Official announcement: Technical details: see link – https://nvidia.custhelp.com/app/answers/detail/a_id/5671

CVE-2025-32462 – Local Privilege Escalation via chroot option (10th July 2025)

Preface: Using LDAP to manage sudoers rules is becoming a more common practice, particularly in larger organizations. It offers several advantages over traditional methods of storing sudoers in a local file, including simplified management, improved scalability, and enhanced security.

Background:

Best Practices for Using sudo.

  • Avoid Logging in as Root: Use sudo instead of su to minimize security risks.
  • Grant Minimal Permissions: Assign only the necessary privileges to prevent unauthorized access.
  • Monitor sudo Usage: Check logs for suspicious activity

This helps to minimize security risks associated with elevated privileges.

* Specific commands: Instead of ALL=(ALL:ALL), grant access to specific commands only.
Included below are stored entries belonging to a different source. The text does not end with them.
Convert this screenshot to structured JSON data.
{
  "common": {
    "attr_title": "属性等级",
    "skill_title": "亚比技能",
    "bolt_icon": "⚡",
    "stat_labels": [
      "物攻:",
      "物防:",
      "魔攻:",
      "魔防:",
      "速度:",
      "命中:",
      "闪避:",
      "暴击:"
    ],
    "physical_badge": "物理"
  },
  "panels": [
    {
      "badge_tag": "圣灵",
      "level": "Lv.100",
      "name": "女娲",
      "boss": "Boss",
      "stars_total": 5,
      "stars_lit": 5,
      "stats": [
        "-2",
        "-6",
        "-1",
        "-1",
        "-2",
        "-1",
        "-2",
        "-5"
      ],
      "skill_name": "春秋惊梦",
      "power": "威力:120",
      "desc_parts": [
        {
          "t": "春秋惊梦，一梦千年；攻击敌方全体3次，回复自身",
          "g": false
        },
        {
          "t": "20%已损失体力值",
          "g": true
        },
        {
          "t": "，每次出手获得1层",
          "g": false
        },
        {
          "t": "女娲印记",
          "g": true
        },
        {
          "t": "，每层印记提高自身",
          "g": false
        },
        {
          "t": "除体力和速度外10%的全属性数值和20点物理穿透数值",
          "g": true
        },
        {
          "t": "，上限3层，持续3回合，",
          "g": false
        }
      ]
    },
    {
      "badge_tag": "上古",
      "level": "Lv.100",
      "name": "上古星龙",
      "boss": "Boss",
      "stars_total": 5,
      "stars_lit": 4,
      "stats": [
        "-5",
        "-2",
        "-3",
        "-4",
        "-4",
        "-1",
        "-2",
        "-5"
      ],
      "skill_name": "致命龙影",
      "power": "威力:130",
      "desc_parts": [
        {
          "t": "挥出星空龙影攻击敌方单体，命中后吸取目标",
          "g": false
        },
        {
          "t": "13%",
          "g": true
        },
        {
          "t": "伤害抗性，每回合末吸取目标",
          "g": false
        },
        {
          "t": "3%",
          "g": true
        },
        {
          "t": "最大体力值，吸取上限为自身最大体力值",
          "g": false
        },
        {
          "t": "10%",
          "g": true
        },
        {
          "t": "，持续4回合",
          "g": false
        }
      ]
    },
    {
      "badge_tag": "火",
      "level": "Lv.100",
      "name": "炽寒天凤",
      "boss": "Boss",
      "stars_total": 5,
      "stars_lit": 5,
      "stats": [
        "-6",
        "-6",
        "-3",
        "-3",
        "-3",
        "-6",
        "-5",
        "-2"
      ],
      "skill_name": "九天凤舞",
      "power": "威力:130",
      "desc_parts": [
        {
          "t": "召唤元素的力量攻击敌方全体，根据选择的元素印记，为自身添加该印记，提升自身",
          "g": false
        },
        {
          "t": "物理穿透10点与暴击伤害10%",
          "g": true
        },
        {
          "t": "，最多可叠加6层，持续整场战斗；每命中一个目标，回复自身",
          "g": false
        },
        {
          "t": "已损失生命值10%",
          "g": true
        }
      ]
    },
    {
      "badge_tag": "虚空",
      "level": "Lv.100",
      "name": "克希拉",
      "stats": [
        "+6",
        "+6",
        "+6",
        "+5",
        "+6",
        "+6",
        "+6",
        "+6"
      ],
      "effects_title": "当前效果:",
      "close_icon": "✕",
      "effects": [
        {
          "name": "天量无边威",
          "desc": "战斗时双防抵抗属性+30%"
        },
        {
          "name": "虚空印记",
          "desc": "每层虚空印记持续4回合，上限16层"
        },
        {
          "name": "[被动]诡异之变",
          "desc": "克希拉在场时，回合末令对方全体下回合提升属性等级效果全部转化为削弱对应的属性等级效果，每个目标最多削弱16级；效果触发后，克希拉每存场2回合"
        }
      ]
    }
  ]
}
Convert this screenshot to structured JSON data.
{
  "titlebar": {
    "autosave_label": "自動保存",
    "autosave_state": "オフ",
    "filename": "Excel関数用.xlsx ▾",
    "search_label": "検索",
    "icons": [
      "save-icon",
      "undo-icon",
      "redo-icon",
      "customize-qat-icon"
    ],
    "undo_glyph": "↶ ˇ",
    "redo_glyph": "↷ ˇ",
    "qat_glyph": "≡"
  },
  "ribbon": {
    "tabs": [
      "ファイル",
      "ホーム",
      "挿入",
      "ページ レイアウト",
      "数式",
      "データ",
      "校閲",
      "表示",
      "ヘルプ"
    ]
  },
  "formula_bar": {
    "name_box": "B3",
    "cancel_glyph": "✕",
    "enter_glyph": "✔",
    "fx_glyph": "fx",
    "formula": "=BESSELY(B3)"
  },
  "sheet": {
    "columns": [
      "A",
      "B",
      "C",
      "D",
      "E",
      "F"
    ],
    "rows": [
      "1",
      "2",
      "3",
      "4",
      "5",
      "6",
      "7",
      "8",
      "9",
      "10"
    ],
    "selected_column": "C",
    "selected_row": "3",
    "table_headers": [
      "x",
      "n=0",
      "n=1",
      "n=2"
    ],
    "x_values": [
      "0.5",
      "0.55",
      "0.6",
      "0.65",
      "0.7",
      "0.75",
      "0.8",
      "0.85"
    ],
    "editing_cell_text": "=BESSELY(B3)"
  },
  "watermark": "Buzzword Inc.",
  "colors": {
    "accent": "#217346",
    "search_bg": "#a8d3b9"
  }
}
For example, jane ALL=(ALL:ALL) /usr/bin/apt update, /usr/bin/apt upgrade

Vulnerability details: Sudo before 1.9.17p1, when used with a sudoers file that specifies a host that is neither the current host nor ALL, allows listed users to execute commands on unintended machines.

This vulnerability occurs when a sudoers file specifies a host that is neither the current host nor ALL. In such cases, sudo may incorrectly allow listed users to execute commands on unintended machines.

This is a configuration-based logic flaw rather than a memory corruption or privilege escalation bug. It does not involve CHROOT directly, but rather the host-specific rule matching in sudoers.

Official announcement: Please see the link for details – https://nvd.nist.gov/vuln/detail/CVE-2025-32462

AMD releases details about Transient Scheduler Attack (TSA) – 9 Jul 2025

Preface: CPU transient instructions refer to instructions that are speculatively executed by a processor’s out-of-order execution engine, but which may ultimately be discarded and not reflected in the processor’s architectural state. These instructions are executed based on predictions about control flow or data dependencies, and if the prediction is incorrect, the results of these transient instructions are discarded.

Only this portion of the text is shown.